The after-dinner excursion to Legends came half way through a packed late November weekend in the Windy City when Air New Zealand launched its three times a week non-stop service to the city. It's worked, and while the airline is scaling back elsewhere, it will fly up to five times a week into Chicago from the end of the year.
A word about the weather. Chicago is famously cold in winter. We struck temperatures of around 3-9C and there was snow on the ground when we landed. But layer up and you're fine, the city's designed for it, with a subterranean maze of walkways known as the Pedway. It is open during daytime work hours and links key points in the central city.
Shops and public buildings are all warm refuges but beware when the ice starts melting -big chunks can fall from the high-rises.
Here's a few outings that work even if the weather's not working for you.
A quick trip to the top of what used to known as the Sears Tower, now the Willis Building, once the tallest in the US. On a clear day you can see four states - Illinois, Indiana, Wisconsin and Michigan, from the 103rd level observation deck. But we were caught in a white-out. We could see just cloud but photos told the story of what we would have seen had it been clear, and stepping into the glass-floor sky boxes that jut out held not fear for those afflicted with mild vertigo and provided far more creative photography than had it been crystal. Adult tickets are $24 - get there early on a clear day as queues can stretch beyond an hour.
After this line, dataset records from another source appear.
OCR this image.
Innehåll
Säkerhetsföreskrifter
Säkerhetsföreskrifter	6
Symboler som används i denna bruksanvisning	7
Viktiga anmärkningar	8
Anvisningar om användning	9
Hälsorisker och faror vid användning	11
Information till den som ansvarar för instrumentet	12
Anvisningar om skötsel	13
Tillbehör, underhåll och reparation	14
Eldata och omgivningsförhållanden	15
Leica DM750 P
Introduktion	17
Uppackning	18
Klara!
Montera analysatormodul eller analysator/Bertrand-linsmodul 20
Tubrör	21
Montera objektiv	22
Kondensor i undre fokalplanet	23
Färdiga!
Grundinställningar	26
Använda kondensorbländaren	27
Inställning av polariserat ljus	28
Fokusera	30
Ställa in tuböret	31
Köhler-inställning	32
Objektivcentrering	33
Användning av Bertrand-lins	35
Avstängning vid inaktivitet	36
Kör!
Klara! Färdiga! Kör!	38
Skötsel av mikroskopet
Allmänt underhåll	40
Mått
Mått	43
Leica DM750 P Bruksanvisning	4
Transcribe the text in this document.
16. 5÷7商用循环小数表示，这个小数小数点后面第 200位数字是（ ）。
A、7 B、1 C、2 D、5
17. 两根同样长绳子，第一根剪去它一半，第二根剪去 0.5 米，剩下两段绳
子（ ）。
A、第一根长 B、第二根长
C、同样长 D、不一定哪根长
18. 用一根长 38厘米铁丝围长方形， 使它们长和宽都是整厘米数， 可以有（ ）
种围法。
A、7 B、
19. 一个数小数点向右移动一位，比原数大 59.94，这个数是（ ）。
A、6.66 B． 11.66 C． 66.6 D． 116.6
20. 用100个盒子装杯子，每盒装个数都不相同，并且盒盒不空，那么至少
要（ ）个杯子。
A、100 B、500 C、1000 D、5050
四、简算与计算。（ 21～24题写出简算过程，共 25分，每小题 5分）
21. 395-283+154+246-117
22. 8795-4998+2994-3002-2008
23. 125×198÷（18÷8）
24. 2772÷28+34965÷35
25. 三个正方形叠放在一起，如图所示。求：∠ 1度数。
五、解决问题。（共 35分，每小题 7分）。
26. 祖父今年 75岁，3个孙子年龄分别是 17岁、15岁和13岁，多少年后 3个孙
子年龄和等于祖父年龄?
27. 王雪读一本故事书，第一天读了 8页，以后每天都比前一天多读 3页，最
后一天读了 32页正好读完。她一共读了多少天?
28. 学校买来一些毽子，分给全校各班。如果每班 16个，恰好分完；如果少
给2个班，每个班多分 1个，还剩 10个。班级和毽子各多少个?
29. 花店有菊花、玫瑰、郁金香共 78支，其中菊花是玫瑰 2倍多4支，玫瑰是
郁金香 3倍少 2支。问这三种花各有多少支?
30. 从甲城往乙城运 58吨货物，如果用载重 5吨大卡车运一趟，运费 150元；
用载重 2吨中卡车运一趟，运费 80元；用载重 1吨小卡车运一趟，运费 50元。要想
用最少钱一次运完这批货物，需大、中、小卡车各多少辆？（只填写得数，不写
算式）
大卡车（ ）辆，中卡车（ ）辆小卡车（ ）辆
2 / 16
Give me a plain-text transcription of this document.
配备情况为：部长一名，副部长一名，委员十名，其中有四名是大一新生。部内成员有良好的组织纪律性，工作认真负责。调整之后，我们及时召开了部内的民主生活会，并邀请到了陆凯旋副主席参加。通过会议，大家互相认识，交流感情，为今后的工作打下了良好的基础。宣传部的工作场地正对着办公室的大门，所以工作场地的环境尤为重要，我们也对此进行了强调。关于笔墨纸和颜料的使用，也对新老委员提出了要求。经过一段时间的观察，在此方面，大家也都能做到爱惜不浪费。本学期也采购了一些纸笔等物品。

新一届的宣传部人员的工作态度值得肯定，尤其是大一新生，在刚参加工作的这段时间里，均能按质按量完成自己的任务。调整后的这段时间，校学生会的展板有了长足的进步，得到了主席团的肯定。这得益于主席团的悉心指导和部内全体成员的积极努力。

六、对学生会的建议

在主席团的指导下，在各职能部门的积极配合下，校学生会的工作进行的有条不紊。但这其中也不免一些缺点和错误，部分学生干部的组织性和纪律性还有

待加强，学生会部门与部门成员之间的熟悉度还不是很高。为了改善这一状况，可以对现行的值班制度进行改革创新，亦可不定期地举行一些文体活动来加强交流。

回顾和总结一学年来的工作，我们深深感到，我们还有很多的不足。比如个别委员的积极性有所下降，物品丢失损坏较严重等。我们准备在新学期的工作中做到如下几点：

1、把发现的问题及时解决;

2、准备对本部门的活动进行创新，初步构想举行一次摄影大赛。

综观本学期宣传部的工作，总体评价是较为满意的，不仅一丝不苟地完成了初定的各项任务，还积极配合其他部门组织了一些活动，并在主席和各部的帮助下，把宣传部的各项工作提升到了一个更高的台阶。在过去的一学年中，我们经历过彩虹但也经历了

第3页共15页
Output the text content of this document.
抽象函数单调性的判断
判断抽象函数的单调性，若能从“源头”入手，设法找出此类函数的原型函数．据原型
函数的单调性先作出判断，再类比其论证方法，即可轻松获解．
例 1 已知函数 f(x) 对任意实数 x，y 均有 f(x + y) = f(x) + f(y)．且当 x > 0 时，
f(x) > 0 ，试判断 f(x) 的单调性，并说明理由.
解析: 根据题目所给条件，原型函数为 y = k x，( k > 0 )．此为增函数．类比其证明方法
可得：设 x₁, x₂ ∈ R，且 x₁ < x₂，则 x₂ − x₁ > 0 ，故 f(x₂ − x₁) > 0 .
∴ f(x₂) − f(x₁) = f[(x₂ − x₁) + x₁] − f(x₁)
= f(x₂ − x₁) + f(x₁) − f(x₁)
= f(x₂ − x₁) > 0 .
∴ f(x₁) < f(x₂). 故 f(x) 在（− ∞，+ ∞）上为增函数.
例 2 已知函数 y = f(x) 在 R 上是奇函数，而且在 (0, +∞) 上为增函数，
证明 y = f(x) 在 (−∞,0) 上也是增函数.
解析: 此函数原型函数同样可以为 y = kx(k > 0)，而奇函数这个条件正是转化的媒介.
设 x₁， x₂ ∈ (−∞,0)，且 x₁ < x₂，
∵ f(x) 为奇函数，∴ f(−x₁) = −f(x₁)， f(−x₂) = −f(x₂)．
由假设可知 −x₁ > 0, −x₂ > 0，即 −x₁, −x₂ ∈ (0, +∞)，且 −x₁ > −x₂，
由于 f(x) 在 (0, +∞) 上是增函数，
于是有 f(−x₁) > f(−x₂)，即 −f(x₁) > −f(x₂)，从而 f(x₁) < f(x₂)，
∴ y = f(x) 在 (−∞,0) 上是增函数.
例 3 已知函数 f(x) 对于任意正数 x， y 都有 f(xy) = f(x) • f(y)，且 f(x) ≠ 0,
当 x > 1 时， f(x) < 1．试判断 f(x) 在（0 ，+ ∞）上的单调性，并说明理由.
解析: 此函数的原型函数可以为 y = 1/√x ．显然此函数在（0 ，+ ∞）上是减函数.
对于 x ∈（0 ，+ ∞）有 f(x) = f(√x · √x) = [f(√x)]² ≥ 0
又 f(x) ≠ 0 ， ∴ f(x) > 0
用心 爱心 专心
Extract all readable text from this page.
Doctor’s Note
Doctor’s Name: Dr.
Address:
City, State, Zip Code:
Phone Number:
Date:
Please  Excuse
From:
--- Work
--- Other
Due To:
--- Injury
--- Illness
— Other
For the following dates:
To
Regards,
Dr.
Another of the great city landmarks is free. Cloud Gate or more commonly ;''The Bean'' is a piece of genius in Millenium Park and a gathering place for the city's millions of visitors. The 20m long by 10m high sculpture is made of 160 plates of highly polished reflective stainless steel that are joined seamlessly and reflect parts of the city's impressive skyline and crowds below. Its in a gorgeous setting surrounded by trees with late autumn colour and where the city's huge public Christmas tree is lit up in a place that enthusiastically embraces the festive season. An outdoor skating rink comes alive at night.
Culture for free
The Chicago Cultural Centre is across the road. It's in the former city public library and the Tiffany Dome on the top floor is in itself worth a look. The sweeping stairs up are a popular spot for wedding photos and there are ever-changing exhibitions - there was some powerful children's art - decrying gun deaths - and edgy politically themed social commentary when were there. Carrying guns is still legal in the Windy City but there's a sign saying they are not welcome in the Cultural Centre.
Diving deep in pizza
Food and drink is a huge part of the Chicago experience and the city proudly claims deep-pan pizza as one of its distinctive dishes. According to locals there are three places to have deep-pan pizza and one of those is Gino's, which happily brews its own beer. We went to Gino's East at 500 N LaSalle, which is home to a comedy club during the evening. The native dish was worth the visit - $US25 for the Supreme, laden with 3cm of tomato gravy, a moderate amount to cheese and Italian sausage. Easily enough to keep three people satisfied for lunch. On the second floor you can leave your mark in a graffiti zone.
Air New Zealand flies three times a week non-stop from Auckland now, stepping up to five times a week at the end of the year. The flight takes around 15 hours on a Dreamliner and is the longest in the airline's network.